Israel erlebt heute Dienstag den opferreichsten Tag seit Beginn der Gewalteskalation Anfang Monat: Zwei Israelis wurden in Jerusalem getötet, als zwei Palästinenser in einem Bus auf die Passagiere einstachen und schossen. Fast gleichzeitig fuhr in einem anderen Teil der Stadt ein Angreifer mit einem Auto in eine Bushaltestelle und stach auf Wartende ein.

Messerattacken werden zum Merkmal der aktuellen Revolte von palästinensischen Jugendlichen. Die Anschlagsserie begann am 3. Oktober mit dem 19-jährigen Mohammad Halabi aus Hebron, der auf Facebook ankündigte, er werde im Namen einer neuen Intifada sterben. Anschliessend erstach er in der Jerusalemer Altstadt zwei jüdische Männer, bevor er von Sicherheitskräften erschossen wurde. Seither starben mindestens acht Israelis und 27 Palästinenser – in zehn Tagen.

Wieso eskaliert die Gewalt? Droht wirklich eine neue Intifada? 20 Minuten fragte nach und gibt einen Überblick.

Was war der Auslöser für die «Messer-Intifada»?

Ausgangspunkt war der Konflikt um den Tempelberg in Jerusalem, der sowohl Juden als auch Muslimen heilig ist. Zu Beginn des jüdischen Neujahrsfests im September kam es an der Al-Aksa-Moschee auf der Anhöhe zu Krawallen zwischen Palästinensern und Sicherheitskräften. Hintergrund waren Gerüchte, Israel wolle die Kontrolle über den heiligen Ort übernehmen. Dazu kamen Brandanschläge jüdischer Extremisten auf das palästinensische Dorf Duma, bei der eine ganze Familie getötet wurde. «Diese beiden Zwischenfälle haben eine Spirale der Gewalt ausgelöst», wie der Nahost-Experte Mattia Toaldo 20 Minuten erklärt.

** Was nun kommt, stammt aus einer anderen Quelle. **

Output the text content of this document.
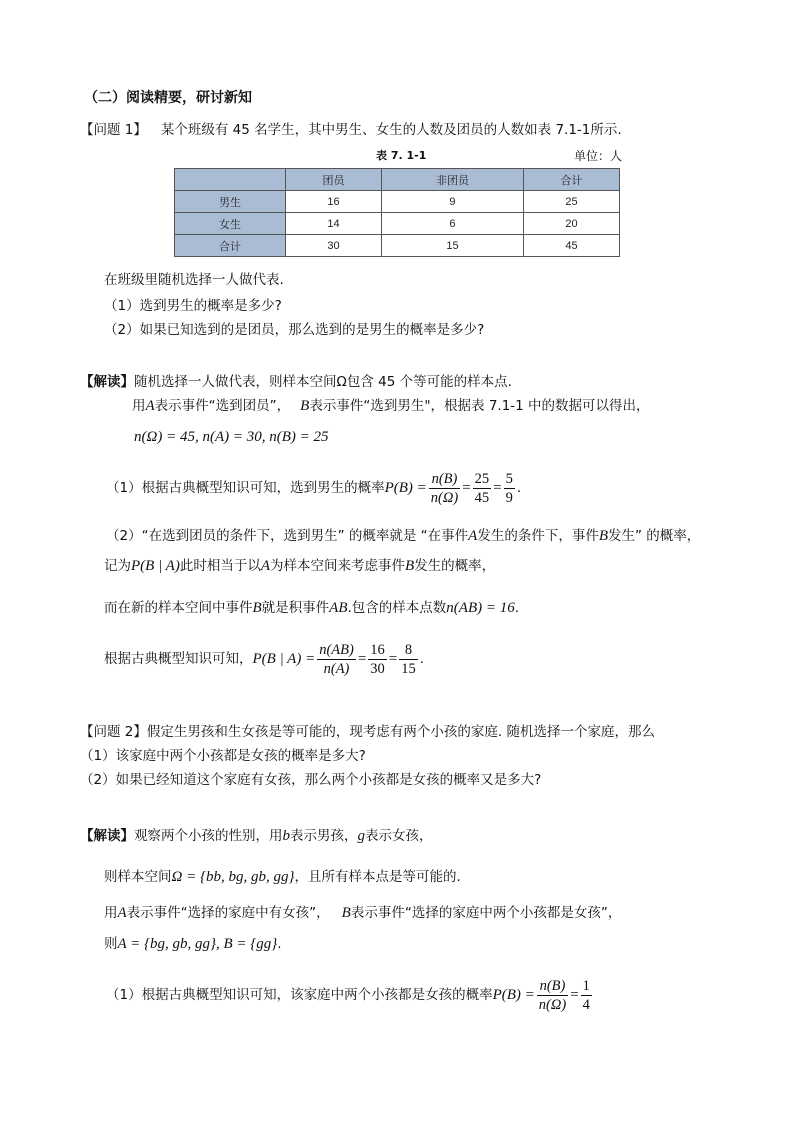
（二）阅读精要，研讨新知
【问题 1】 某个班级有 45 名学生，其中男生、女生的人数及团员的人数如表 7.1-1所示.
表 7. 1-1	单位：人
	团员	非团员	合计
男生	16	9	25
女生	14	6	20
合计	30	15	45
在班级里随机选择一人做代表.
（1）选到男生的概率是多少?
（2）如果已知选到的是团员，那么选到的是男生的概率是多少?
【解读】随机选择一人做代表，则样本空间Ω包含 45 个等可能的样本点.
用A表示事件“选到团员”， B表示事件“选到男生"，根据表 7.1-1 中的数据可以得出，
n(Ω) = 45, n(A) = 30, n(B) = 25
（1）根据古典概型知识可知，选到男生的概率$P(B) = \frac{n(B)}{n(\Omega)} = \frac{25}{45} = \frac{5}{9}$ .
（2）“在选到团员的条件下，选到男生” 的概率就是 “在事件A发生的条件下，事件B发生” 的概率，
记为P(B | A)此时相当于以A为样本空间来考虑事件B发生的概率，
而在新的样本空间中事件B就是积事件AB.包含的样本点数n(AB) = 16.
根据古典概型知识可知，P(B | $A) = \frac{n(AB)}{n(A)} = \frac{16}{30} = \frac{8}{15}$ .
【问题 2】假定生男孩和生女孩是等可能的，现考虑有两个小孩的家庭. 随机选择一个家庭，那么
（1）该家庭中两个小孩都是女孩的概率是多大?
（2）如果已经知道这个家庭有女孩，那么两个小孩都是女孩的概率又是多大?
【解读】观察两个小孩的性别，用b表示男孩，g表示女孩，
则样本空间Ω = {bb, bg, gb, gg}，且所有样本点是等可能的.
用A表示事件“选择的家庭中有女孩”， B表示事件“选择的家庭中两个小孩都是女孩”，
则A = {bg, gb, gg}, B = {gg}.
（1）根据古典概型知识可知，该家庭中两个小孩都是女孩的概率$P(B) = \frac{n(B)}{n(\Omega)} = \frac{1}{4}$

Dass die Anschläge primär in Jerusalem stattfänden, habe damit zu tun, dass Israelis und Palästinenser hier sehr nah beieinander lebten, so Toaldo. «Palästinenser werden hier ausgegrenzt und haben nicht dieselben Rechte wie die Israelis.»

Steckt eine grössere Strategie hinter den Angriffen?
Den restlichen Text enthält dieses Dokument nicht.